Traditional ontologies excel at describing domain structure but cannot generate novel artifacts. Large language models generate fluently but produce outputs that lack structural validity, hallucinating mechanisms without components, goals without end conditions. We introduce Generative Ontology, a framework that synthesizes these complementary strengths: ontology provides the grammar; the LLM provides the creativity. Generative Ontology encodes domain knowledge as executable Pydantic schemas that constrain LLM generation via DSPy signatures. A multi-agent pipeline assigns specialized roles to different ontology domains: a Mechanics Architect designs game systems, a Theme Weaver integrates narrative, a Balance Critic identifies exploits. Each agent carrying a professional "anxiety" that prevents shallow, agreeable outputs. Retrieval-augmented generation grounds novel designs in precedents from existing exemplars, while iterative validation ensures coherence between mechanisms and components. We demonstrate the framework through GameGrammar, a system for generating complete tabletop game designs. Given a thematic prompt ("bioluminescent fungi competing in a cave ecosystem"), the pipeline produces structurally complete, playable game specifications with mechanisms, components, victory conditions, and setup instructions.

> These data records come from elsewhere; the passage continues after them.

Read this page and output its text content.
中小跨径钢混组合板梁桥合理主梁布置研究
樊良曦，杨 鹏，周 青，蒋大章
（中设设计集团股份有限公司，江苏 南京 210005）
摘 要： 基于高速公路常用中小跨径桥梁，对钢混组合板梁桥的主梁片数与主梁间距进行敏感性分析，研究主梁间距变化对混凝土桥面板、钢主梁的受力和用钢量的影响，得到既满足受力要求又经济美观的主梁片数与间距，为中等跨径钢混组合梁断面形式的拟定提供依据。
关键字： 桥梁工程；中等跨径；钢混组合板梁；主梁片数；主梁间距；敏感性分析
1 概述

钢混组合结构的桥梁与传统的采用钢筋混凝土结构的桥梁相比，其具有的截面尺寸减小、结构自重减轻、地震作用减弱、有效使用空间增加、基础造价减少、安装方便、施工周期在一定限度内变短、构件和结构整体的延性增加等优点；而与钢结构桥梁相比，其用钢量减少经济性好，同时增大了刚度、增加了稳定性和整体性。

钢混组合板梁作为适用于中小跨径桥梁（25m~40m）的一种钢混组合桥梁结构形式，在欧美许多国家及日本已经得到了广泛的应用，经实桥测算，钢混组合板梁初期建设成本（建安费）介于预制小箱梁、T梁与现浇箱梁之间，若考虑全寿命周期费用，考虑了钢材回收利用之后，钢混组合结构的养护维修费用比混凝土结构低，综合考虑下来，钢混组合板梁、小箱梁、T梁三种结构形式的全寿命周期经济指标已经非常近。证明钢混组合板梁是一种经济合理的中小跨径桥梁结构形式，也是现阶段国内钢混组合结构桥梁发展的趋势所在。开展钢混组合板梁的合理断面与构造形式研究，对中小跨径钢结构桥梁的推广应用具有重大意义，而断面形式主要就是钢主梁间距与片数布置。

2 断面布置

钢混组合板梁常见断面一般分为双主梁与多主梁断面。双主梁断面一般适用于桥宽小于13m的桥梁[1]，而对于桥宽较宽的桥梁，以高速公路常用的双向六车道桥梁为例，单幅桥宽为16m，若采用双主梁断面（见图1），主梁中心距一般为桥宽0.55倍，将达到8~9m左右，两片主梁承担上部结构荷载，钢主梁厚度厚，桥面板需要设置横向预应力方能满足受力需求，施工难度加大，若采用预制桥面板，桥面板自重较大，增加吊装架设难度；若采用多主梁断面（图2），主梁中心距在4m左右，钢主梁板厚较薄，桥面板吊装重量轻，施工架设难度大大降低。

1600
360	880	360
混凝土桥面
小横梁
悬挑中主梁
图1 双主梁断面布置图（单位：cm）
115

These outputs satisfy ontological constraints while remaining genuinely creative. The pattern generalizes beyond games. Any domain with expert vocabulary, validity constraints, and accumulated exemplars (music composition, software architecture, culinary arts) is a candidate for Generative Ontology. We argue that constraints do not limit creativity but enable it: just as grammar makes poetry possible, ontology makes structured generation possible.